Enabling policies for low-ILUC risk value-chains

The low ILUC-risk concept is a basis to certify that additional feedstock can be produced from agricultural systems for biofuel production while avoiding broader market impacts and, most importantly, indirect land use change, thus putting pressure on food prices.

The concept of low ILUC-risk biofuel production is not new. The definition first entered the RED in 2015; since 2018 low ILUC-risk certification has had a defined role in the RED II, elaborated in the Delegated Regulation for ILUC-risk feedstock (2019); and the Implementing Regulation on voluntary schemes and low ILUC-risk certification (2021) lays out a basis for the inclusion of low ILUC-risk certification modules by existing biofuel sustainability standards.

Despite this evolution of the policy environment supporting the shift from concept to implementation, low ILUC-risk biofuel is, arguably, not yet a mature concept.

However, the combination of the factors below has created a new context.
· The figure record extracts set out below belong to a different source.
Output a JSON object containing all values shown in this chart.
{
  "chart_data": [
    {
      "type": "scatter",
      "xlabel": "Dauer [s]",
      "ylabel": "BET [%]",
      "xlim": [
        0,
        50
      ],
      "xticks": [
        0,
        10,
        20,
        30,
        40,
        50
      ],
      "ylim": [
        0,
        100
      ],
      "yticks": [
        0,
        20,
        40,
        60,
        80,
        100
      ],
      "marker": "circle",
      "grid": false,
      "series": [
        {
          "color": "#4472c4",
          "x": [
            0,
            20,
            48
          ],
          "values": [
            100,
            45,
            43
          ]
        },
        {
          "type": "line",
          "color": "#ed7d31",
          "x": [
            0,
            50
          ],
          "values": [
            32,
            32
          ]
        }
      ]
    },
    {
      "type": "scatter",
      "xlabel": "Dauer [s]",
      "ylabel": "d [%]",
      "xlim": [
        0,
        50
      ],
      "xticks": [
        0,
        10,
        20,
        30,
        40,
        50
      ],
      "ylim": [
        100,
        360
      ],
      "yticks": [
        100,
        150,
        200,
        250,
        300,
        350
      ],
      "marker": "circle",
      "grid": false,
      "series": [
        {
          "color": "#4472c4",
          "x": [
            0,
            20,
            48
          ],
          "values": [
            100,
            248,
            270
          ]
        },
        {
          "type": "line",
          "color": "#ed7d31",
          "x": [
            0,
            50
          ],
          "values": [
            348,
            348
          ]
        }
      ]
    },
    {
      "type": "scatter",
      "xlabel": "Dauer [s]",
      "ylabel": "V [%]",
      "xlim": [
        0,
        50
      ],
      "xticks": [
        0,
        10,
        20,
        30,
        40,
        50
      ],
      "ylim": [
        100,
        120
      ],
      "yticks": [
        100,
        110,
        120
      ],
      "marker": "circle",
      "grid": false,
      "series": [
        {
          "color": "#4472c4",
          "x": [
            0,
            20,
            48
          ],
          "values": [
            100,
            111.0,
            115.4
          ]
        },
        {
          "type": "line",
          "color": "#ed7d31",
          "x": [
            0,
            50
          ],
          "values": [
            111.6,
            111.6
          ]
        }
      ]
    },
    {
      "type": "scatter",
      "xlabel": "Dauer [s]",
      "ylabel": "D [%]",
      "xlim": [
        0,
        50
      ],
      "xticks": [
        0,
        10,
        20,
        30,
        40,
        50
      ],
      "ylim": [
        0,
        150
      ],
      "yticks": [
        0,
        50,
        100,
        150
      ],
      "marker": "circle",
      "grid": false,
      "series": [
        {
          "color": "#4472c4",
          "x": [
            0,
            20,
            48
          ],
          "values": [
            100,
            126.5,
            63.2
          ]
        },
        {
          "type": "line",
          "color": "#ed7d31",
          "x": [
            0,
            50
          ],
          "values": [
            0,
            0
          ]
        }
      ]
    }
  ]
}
  • the development of project-level certification rules for low ILUC-risk feedstock by the European Commission,
  • the discussion on enhanced renewable energy targets under the Fit for 55 package, and the ongoing debate about RED III.
  • the increased attention on competition between food and fuel due to the war in Ukraine has stimulated renewed interest in biofuel production pathways that can deliver emissions reductions without interfering in food markets.

There is currently a gap between the legislative reality for low ILUC-risk fuels (where the most evident value proposition exists only for low ILUC-risk palm oil) and the conceptual reality, which is that a variety of low ILUC-risk systems can be imagined across a spectrum of feedstocks. The BIKE project seeks to explore the potential for policy action to develop a value proposition for this broader range of low ILUC-risk projects.

BIKE partner EXERGIA has reviewed the existing EU policy regarding low ILUC-risk fuels, looking at the institutional landscape, identifying policies that can enable the development of low ILUC-risk supply chains, and making recommendations for the development of a supporting framework in the EU. The ongoing revision of the Renewable Energy Directive is a great window of opportunity for setting up a more favorable policy environment.